Comparative Classrooms: Teaching to Transgress
By Valerie Fendt
Comparative Classrooms: Teaching to Transgress is the exhibit project that resulted from interviews with people whose life’s work is dedicated to extending educational opportunities to justice-involved communities. The connections between incarceration and under-education are striking, as are the reduced rates of recidivism for those who participate in educational programming either within correctional facilities or when they are released. These narrators recount their own educational and carceral experiences, drawing connecting lines between educational justice, criminal justice, and racial justice. If we are committed to changing policies that result in mass incarceration, we must be willing to engage in difficult questions. What is the point of incarceration? Who is redemption for? If we send people away for years, creating a hole where their heart used to be, how would we like them to fill that hole: with anger and rage? Or with theories that connect them to the rest of humanity?

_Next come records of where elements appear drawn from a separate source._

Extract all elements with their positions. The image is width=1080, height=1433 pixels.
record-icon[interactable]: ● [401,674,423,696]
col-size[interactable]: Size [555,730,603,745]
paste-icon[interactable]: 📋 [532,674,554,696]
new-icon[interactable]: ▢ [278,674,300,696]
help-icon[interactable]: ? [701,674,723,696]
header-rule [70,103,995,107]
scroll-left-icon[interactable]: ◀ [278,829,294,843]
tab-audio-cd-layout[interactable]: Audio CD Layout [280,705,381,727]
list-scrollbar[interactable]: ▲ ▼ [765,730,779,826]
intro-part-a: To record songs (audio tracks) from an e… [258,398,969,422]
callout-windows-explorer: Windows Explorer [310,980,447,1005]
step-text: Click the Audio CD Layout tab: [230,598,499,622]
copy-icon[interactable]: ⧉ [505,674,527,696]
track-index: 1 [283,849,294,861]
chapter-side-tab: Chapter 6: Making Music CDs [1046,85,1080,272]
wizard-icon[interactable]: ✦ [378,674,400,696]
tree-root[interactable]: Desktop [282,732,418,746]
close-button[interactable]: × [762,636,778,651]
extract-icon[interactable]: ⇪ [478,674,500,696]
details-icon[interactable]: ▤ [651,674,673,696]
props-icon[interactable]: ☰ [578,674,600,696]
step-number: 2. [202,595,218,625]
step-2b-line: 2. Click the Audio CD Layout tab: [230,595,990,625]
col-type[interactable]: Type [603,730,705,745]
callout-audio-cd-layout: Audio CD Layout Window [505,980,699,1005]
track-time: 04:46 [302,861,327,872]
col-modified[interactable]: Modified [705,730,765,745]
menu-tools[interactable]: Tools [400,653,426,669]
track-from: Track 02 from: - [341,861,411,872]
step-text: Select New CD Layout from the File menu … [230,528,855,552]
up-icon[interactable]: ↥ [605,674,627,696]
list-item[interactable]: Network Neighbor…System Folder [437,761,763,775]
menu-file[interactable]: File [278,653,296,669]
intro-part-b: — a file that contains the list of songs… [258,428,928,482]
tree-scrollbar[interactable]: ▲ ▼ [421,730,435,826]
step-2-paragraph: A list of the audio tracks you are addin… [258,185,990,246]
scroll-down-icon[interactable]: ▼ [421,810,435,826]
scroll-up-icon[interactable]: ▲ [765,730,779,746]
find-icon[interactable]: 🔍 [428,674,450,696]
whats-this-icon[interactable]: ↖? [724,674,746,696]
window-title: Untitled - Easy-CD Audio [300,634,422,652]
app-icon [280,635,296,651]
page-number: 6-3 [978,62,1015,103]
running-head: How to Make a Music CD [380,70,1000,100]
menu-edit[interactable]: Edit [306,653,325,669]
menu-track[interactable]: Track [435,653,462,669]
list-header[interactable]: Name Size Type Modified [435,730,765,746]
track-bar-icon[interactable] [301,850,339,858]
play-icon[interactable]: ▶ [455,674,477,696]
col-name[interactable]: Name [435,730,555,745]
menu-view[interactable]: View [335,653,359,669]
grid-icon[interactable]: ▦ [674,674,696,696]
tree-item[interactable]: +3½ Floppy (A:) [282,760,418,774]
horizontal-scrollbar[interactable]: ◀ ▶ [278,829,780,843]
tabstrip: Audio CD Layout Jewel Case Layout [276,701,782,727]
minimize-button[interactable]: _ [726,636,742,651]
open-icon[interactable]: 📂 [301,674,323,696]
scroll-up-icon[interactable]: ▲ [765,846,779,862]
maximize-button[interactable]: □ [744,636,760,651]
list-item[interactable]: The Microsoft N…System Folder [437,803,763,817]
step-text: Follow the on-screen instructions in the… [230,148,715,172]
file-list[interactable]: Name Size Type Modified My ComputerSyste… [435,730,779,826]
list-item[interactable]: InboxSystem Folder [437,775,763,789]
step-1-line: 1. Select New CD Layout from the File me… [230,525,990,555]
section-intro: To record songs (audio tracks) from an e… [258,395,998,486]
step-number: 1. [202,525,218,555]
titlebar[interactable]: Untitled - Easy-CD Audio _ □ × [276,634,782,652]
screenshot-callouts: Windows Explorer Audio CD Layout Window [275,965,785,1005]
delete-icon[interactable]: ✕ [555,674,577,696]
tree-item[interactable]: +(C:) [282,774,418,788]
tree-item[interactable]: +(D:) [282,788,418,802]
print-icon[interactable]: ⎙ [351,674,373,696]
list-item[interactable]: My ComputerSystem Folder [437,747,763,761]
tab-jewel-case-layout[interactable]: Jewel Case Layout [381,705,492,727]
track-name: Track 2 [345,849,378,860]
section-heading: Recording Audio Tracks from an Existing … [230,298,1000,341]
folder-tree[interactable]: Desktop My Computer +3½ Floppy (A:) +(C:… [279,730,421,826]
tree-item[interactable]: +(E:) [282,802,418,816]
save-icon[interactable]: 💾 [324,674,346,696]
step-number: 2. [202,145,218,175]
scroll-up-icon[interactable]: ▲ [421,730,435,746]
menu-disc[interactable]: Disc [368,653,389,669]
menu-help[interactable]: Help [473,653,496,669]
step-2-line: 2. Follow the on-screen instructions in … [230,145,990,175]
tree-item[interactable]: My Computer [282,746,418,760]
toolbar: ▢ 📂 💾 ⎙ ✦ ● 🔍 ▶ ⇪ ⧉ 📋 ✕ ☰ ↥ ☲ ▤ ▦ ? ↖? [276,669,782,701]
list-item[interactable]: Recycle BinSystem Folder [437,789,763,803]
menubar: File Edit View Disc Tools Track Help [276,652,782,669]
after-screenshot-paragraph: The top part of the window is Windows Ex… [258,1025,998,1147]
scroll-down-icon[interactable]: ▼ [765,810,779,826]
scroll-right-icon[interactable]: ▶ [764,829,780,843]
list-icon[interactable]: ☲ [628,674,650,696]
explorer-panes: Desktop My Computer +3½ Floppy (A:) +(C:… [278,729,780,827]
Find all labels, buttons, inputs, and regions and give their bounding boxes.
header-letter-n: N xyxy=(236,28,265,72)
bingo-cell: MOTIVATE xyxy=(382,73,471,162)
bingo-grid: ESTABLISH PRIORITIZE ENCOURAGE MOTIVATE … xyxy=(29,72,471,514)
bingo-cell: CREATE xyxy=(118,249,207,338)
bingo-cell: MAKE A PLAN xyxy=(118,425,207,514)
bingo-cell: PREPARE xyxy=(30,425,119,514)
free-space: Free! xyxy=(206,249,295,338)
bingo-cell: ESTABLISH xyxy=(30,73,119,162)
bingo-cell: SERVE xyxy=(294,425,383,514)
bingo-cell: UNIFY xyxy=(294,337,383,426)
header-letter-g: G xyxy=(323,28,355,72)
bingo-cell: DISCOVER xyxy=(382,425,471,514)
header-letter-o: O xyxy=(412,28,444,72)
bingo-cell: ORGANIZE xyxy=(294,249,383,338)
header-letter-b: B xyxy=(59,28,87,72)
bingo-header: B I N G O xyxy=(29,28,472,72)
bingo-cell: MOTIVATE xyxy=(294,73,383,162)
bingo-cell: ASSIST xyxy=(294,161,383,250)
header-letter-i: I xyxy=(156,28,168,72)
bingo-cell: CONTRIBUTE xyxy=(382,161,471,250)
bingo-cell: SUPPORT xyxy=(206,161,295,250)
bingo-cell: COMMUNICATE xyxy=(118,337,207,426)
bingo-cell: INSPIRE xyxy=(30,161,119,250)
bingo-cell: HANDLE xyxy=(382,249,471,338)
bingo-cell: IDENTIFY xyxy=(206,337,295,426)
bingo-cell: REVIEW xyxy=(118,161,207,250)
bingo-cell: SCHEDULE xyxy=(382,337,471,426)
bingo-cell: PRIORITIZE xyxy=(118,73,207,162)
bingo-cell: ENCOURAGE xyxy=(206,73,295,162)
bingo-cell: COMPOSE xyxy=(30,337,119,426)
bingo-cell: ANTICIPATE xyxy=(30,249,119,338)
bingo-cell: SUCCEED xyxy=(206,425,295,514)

While working in the technically and physically demanding professions of bicycle messenger, theatrical stagehand, and bookbinder/conservation technician, Valerie Fendt fed her intellectual hunger through literature, film, the study of liberation struggles, and the camaraderie of fellow artists/activists. Since coming to Columbia University, she has been delighted to discover that she could not only build on this non-traditional educational background but also thrive in the academy as a passionate student of history, culture and politics. She graduated summa cum laude in 2017 with departmental honors for her History thesis, “Paradigm Shift: The Standing Rock Sioux and the Struggle of Our Time.”
With the strong belief that creating space for and seeking out marginalized voices helps to facilitate freedom for everyone and enriches the whole of society, Valerie is thrilled to join the Oral History graduate program. She looks forward to developing the skills necessary to gather and present those voices in a way that broadens our collective sense of history and invites new meaning into the public conversation.